José permaneció en silencio, absorto en el fuego. Agradecí que no dijera esas frases de lástima que tanto detestaba. Lejos de consolarme, siempre me hacían sentir peor.
El joven nazareno sacó un trozo de pan de su morral, lo calentó en el fuego y lo compartió con su esposa. Luego me ofreció un pedazo a mí.
Mientras sostenía el pan entre mis manos, mis ojos volvieron a posarse en María. ¡Qué bonita era! Había en su sonrisa algo sincero, algo que me hacía sentir como si la conociera de toda la vida.
«¿Ustedes viajan por el censo?», me atreví a preguntar.
«Sí», respondió María. «La familia de José es de Belén. Y allí nacerá el bebé», añadió.
No supe qué más decir. Nunca he sido bueno para las conversaciones. María, sin embargo, me dedicó otra sonrisa.
«¿Te gusta tu trabajo?», preguntó después de unos segundos.
Me encogí de hombros mientras masticaba el pan.
«¿Tu padre también era comerciante?», intervino José.
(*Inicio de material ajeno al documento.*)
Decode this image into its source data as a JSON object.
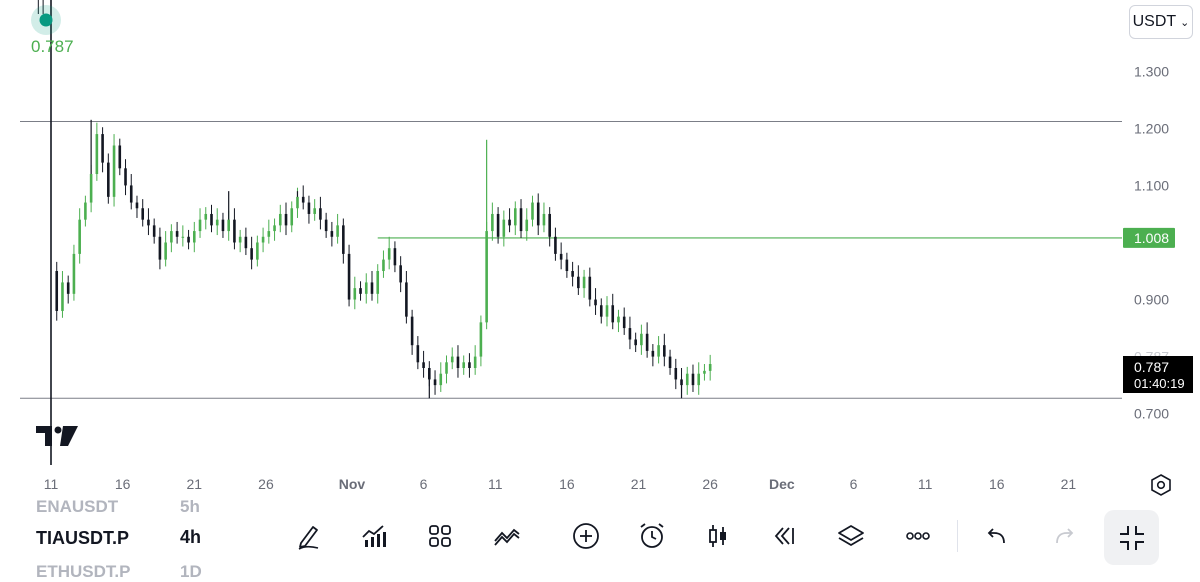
{
  "symbols": {
    "prev": {
      "name": "ENAUSDT",
      "tf": "5h"
    },
    "current": {
      "name": "TIAUSDT.P",
      "tf": "4h"
    },
    "next": {
      "name": "ETHUSDT.P",
      "tf": "1D"
    }
  },
  "currency": "USDT",
  "icons": [
    "pencil-icon",
    "indicators-icon",
    "layout-grid-icon",
    "compare-icon",
    "plus-circle-icon",
    "alarm-icon",
    "candle-icon",
    "replay-icon",
    "layers-icon",
    "more-icon",
    "undo-icon",
    "redo-icon",
    "fullscreen-exit-icon",
    "settings-icon",
    "tradingview-logo"
  ],
  "colors": {
    "up": "#4caf50",
    "down": "#131722",
    "teal": "#089981",
    "hline": "#7b7e87",
    "green_line": "#4caf50",
    "last_bg": "#000000"
  },
  "chart_data": {
    "type": "candlestick",
    "price_ticks": [
      "1.300",
      "1.200",
      "1.100",
      "0.900",
      "0.700"
    ],
    "price_tick_values": [
      1.3,
      1.2,
      1.1,
      0.9,
      0.7
    ],
    "ylim": [
      0.61,
      1.425
    ],
    "date_ticks": [
      "11",
      "16",
      "21",
      "26",
      "Nov",
      "6",
      "11",
      "16",
      "21",
      "26",
      "Dec",
      "6",
      "11",
      "16",
      "21"
    ],
    "date_tick_days": [
      0,
      5,
      10,
      15,
      21,
      26,
      31,
      36,
      41,
      46,
      51,
      56,
      61,
      66,
      71
    ],
    "horizontal_lines": [
      1.212,
      0.727
    ],
    "green_level": {
      "value": 1.008,
      "label": "1.008"
    },
    "last_price": {
      "value": 0.787,
      "label": "0.787",
      "countdown": "01:40:19"
    },
    "marker": {
      "label": "0.787"
    },
    "hidden_tick": "0.787",
    "close_path": [
      [
        0,
        0.95
      ],
      [
        0.4,
        0.88
      ],
      [
        0.8,
        0.93
      ],
      [
        1.2,
        0.91
      ],
      [
        1.6,
        0.98
      ],
      [
        2.0,
        1.04
      ],
      [
        2.4,
        1.07
      ],
      [
        2.8,
        1.12
      ],
      [
        3.2,
        1.19
      ],
      [
        3.6,
        1.14
      ],
      [
        4.0,
        1.08
      ],
      [
        4.4,
        1.17
      ],
      [
        4.8,
        1.13
      ],
      [
        5.2,
        1.1
      ],
      [
        5.6,
        1.07
      ],
      [
        6.0,
        1.06
      ],
      [
        6.4,
        1.04
      ],
      [
        6.8,
        1.03
      ],
      [
        7.2,
        1.01
      ],
      [
        7.6,
        0.97
      ],
      [
        8.0,
        1.0
      ],
      [
        8.4,
        1.02
      ],
      [
        8.8,
        1.01
      ],
      [
        9.2,
        1.01
      ],
      [
        9.6,
        1.0
      ],
      [
        10.0,
        1.02
      ],
      [
        10.4,
        1.04
      ],
      [
        10.8,
        1.05
      ],
      [
        11.2,
        1.03
      ],
      [
        11.6,
        1.04
      ],
      [
        12.0,
        1.02
      ],
      [
        12.4,
        1.04
      ],
      [
        12.8,
        1.0
      ],
      [
        13.2,
        1.01
      ],
      [
        13.6,
        0.99
      ],
      [
        14.0,
        0.97
      ],
      [
        14.4,
        1.0
      ],
      [
        14.8,
        1.01
      ],
      [
        15.2,
        1.02
      ],
      [
        15.6,
        1.03
      ],
      [
        16.0,
        1.05
      ],
      [
        16.4,
        1.03
      ],
      [
        16.8,
        1.06
      ],
      [
        17.2,
        1.08
      ],
      [
        17.6,
        1.07
      ],
      [
        18.0,
        1.05
      ],
      [
        18.4,
        1.06
      ],
      [
        18.8,
        1.04
      ],
      [
        19.2,
        1.02
      ],
      [
        19.6,
        1.01
      ],
      [
        20.0,
        1.03
      ],
      [
        20.4,
        0.98
      ],
      [
        20.8,
        0.9
      ],
      [
        21.2,
        0.92
      ],
      [
        21.6,
        0.91
      ],
      [
        22.0,
        0.93
      ],
      [
        22.4,
        0.91
      ],
      [
        22.8,
        0.95
      ],
      [
        23.2,
        0.97
      ],
      [
        23.6,
        0.99
      ],
      [
        24.0,
        0.96
      ],
      [
        24.4,
        0.93
      ],
      [
        24.8,
        0.87
      ],
      [
        25.2,
        0.82
      ],
      [
        25.6,
        0.79
      ],
      [
        26.0,
        0.78
      ],
      [
        26.4,
        0.76
      ],
      [
        26.8,
        0.75
      ],
      [
        27.2,
        0.77
      ],
      [
        27.6,
        0.79
      ],
      [
        28.0,
        0.8
      ],
      [
        28.4,
        0.78
      ],
      [
        28.8,
        0.79
      ],
      [
        29.2,
        0.78
      ],
      [
        29.6,
        0.8
      ],
      [
        30.0,
        0.86
      ],
      [
        30.4,
        1.02
      ],
      [
        30.8,
        1.05
      ],
      [
        31.2,
        1.01
      ],
      [
        31.6,
        1.04
      ],
      [
        32.0,
        1.03
      ],
      [
        32.4,
        1.06
      ],
      [
        32.8,
        1.02
      ],
      [
        33.2,
        1.04
      ],
      [
        33.6,
        1.07
      ],
      [
        34.0,
        1.03
      ],
      [
        34.4,
        1.05
      ],
      [
        34.8,
        1.01
      ],
      [
        35.2,
        0.98
      ],
      [
        35.6,
        0.97
      ],
      [
        36.0,
        0.95
      ],
      [
        36.4,
        0.94
      ],
      [
        36.8,
        0.92
      ],
      [
        37.2,
        0.94
      ],
      [
        37.6,
        0.9
      ],
      [
        38.0,
        0.89
      ],
      [
        38.4,
        0.87
      ],
      [
        38.8,
        0.89
      ],
      [
        39.2,
        0.86
      ],
      [
        39.6,
        0.87
      ],
      [
        40.0,
        0.85
      ],
      [
        40.4,
        0.83
      ],
      [
        40.8,
        0.82
      ],
      [
        41.2,
        0.84
      ],
      [
        41.6,
        0.81
      ],
      [
        42.0,
        0.8
      ],
      [
        42.4,
        0.82
      ],
      [
        42.8,
        0.8
      ],
      [
        43.2,
        0.78
      ],
      [
        43.6,
        0.76
      ],
      [
        44.0,
        0.75
      ],
      [
        44.4,
        0.77
      ],
      [
        44.8,
        0.75
      ],
      [
        45.2,
        0.77
      ],
      [
        45.6,
        0.775
      ],
      [
        46.0,
        0.787
      ]
    ],
    "spikes": [
      {
        "day": 2.8,
        "high": 1.215
      },
      {
        "day": 30.4,
        "high": 1.18
      },
      {
        "day": 26.4,
        "low": 0.727
      },
      {
        "day": 44.0,
        "low": 0.727
      },
      {
        "day": 12.4,
        "high": 1.09
      },
      {
        "day": 17.2,
        "high": 1.09
      }
    ]
  }
}
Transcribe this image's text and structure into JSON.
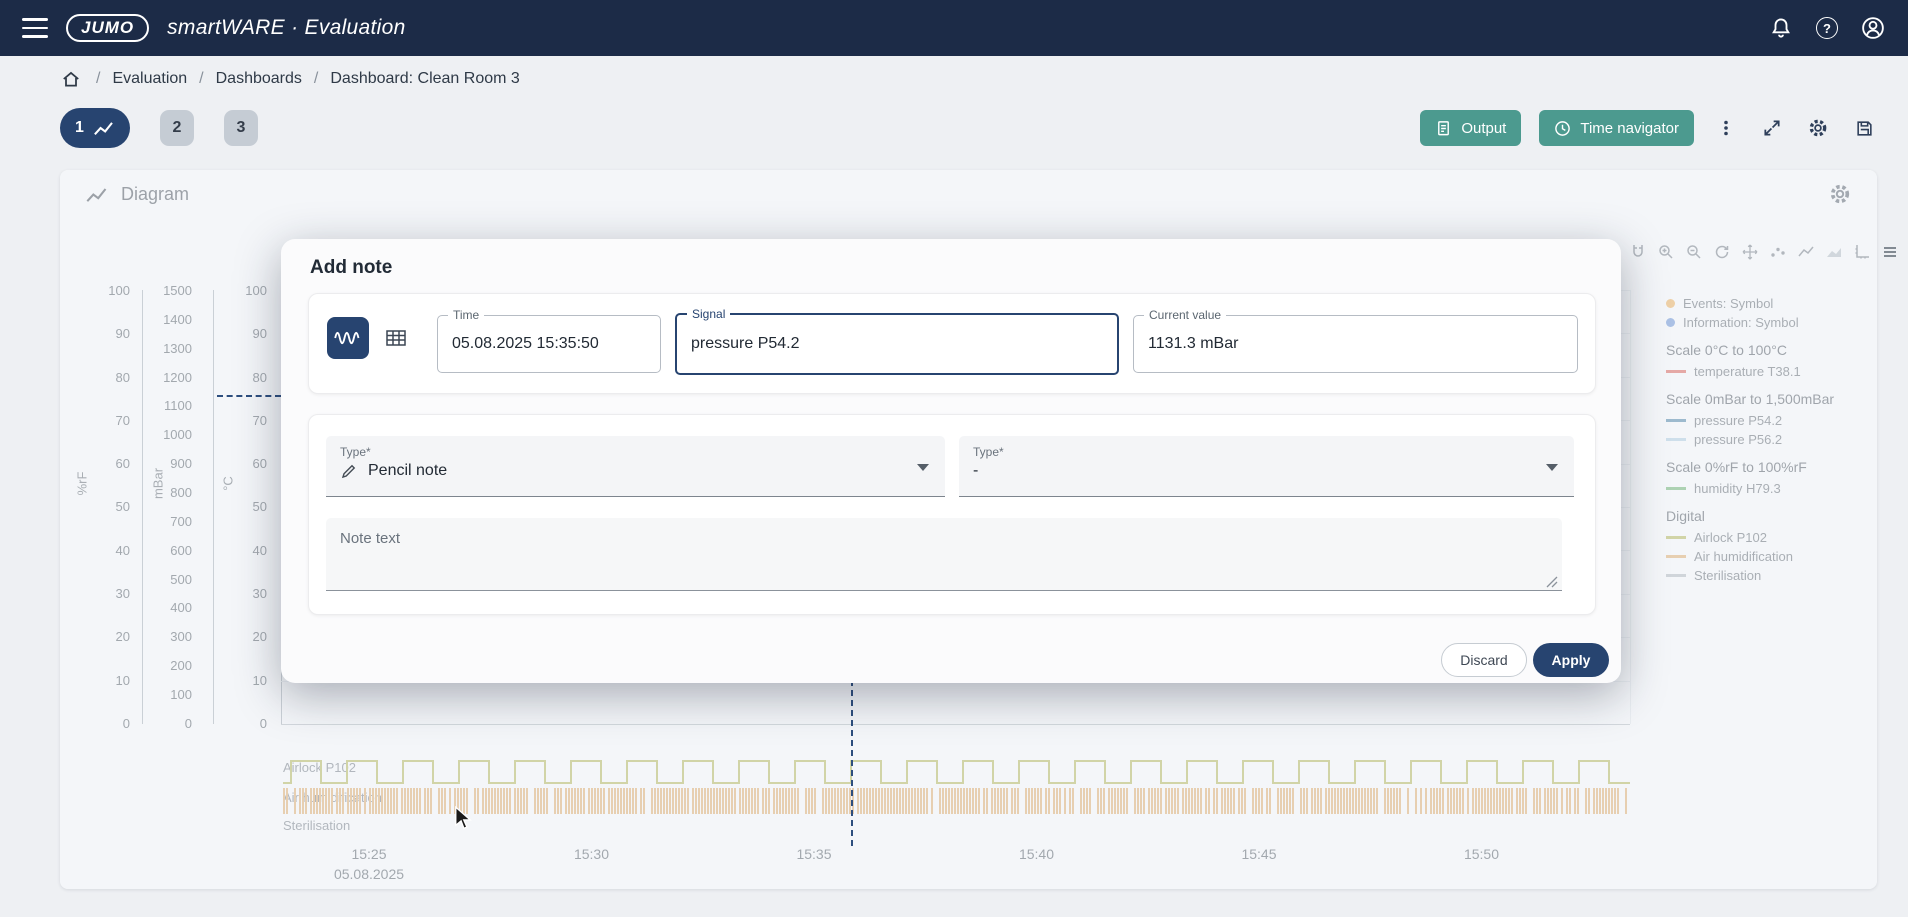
{
  "app": {
    "logo_text": "JUMO",
    "title": "smartWARE · Evaluation"
  },
  "breadcrumb": {
    "items": [
      "Evaluation",
      "Dashboards",
      "Dashboard: Clean Room 3"
    ]
  },
  "tabs": [
    {
      "label": "1"
    },
    {
      "label": "2"
    },
    {
      "label": "3"
    }
  ],
  "toolbar": {
    "output_label": "Output",
    "time_navigator_label": "Time navigator"
  },
  "panel": {
    "title": "Diagram"
  },
  "modal": {
    "title": "Add note",
    "fields": {
      "time": {
        "label": "Time",
        "value": "05.08.2025 15:35:50"
      },
      "signal": {
        "label": "Signal",
        "value": "pressure P54.2"
      },
      "current_value": {
        "label": "Current value",
        "value": "1131.3 mBar"
      }
    },
    "type_note": {
      "label": "Type*",
      "value": "Pencil note"
    },
    "type_secondary": {
      "label": "Type*",
      "value": "-"
    },
    "note": {
      "placeholder": "Note text"
    },
    "discard_label": "Discard",
    "apply_label": "Apply"
  },
  "chart": {
    "axes": [
      {
        "unit": "%rF",
        "ticks": [
          "100",
          "90",
          "80",
          "70",
          "60",
          "50",
          "40",
          "30",
          "20",
          "10",
          "0"
        ]
      },
      {
        "unit": "mBar",
        "ticks": [
          "1500",
          "1400",
          "1300",
          "1200",
          "1100",
          "1000",
          "900",
          "800",
          "700",
          "600",
          "500",
          "400",
          "300",
          "200",
          "100",
          "0"
        ]
      },
      {
        "unit": "°C",
        "ticks": [
          "100",
          "90",
          "80",
          "70",
          "60",
          "50",
          "40",
          "30",
          "20",
          "10",
          "0"
        ]
      }
    ],
    "x": {
      "ticks": [
        "15:25",
        "15:30",
        "15:35",
        "15:40",
        "15:45",
        "15:50"
      ],
      "date": "05.08.2025"
    },
    "digital": [
      {
        "label": "Airlock P102",
        "color": "#a9ab3d"
      },
      {
        "label": "Air humidification",
        "color": "#dd9f55"
      },
      {
        "label": "Sterilisation",
        "color": "#a8aeb6"
      }
    ],
    "legend": {
      "symbols": [
        {
          "label": "Events: Symbol",
          "color": "#efa33c"
        },
        {
          "label": "Information: Symbol",
          "color": "#4f7fd0"
        }
      ],
      "groups": [
        {
          "title": "Scale 0°C to 100°C",
          "items": [
            {
              "label": "temperature T38.1",
              "color": "#d8453a"
            }
          ]
        },
        {
          "title": "Scale 0mBar to 1,500mBar",
          "items": [
            {
              "label": "pressure P54.2",
              "color": "#2f6f99"
            },
            {
              "label": "pressure P56.2",
              "color": "#a3c6de"
            }
          ]
        },
        {
          "title": "Scale 0%rF to 100%rF",
          "items": [
            {
              "label": "humidity H79.3",
              "color": "#55a85a"
            }
          ]
        },
        {
          "title": "Digital",
          "items": [
            {
              "label": "Airlock P102",
              "color": "#a9ab3d"
            },
            {
              "label": "Air humidification",
              "color": "#dd9f55"
            },
            {
              "label": "Sterilisation",
              "color": "#a8aeb6"
            }
          ]
        }
      ]
    },
    "crosshair": {
      "value_mbar": "1131.3",
      "time": "15:35:50"
    }
  },
  "colors": {
    "topbar": "#1c2b47",
    "primary": "#274470",
    "teal": "#4c9a8f",
    "page_bg": "#eef0f3"
  }
}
«No. Era carpintero», respondí, enderezándome un poco. «Antes de enfermar, era el mejor carpintero de nuestra aldea».
«No lo dudo», dijo José con una risa suave. Luego, sin apartar la mirada del fuego, añadió: «Mi padre también era carpintero. Él me enseñó el oficio. Seguro se habría llevado bien con el tuyo».
Antes de darme cuenta, estaba hablando con soltura, algo inusual en mí. Les conté sobre mi padre, las noches que pasábamos juntos mirando las estrellas, y el perro que adopté de niño. Nunca antes había compartido esos recuerdos, pero María y José escuchaban con una atención que me desarmaba.
Cuando mencioné que nunca conocí a mi madre, porque murió el día que nací, mi voz se quebró. Miré a María en silencio, y no pude evitar pensar en el bebé que llevaba en su vientre. ¡Qué afortunado sería por tener una madre como ella! Eso fue lo último que dije antes de despedirme. María me miró con seriedad, pero en sus ojos había una ternura profunda. «No, Matías», respondió. «Los afortunados somos nosotros».
Me puse de pie, y entonces José sacó algo del cargamento que llevaban. Era un manto de lana. Me lo entregó con una sonrisa. «Para que no pases frío esta noche», dijo. Luego añadió: «Y, si quieres, en Belén puedo enseñarte algo de carpintería. No creo ser tan bueno como tu padre, pero algo podremos hacer».
Sentí un nudo en la garganta y mi corazón latió con fuerza. En aquel momento, me sentí parte de su familia. Por primera vez en años, me sentí en casa.
«Eso me gustaría mucho», respondí con una sonrisa sincera mientras me alejaba, sosteniendo el manto como un tesoro.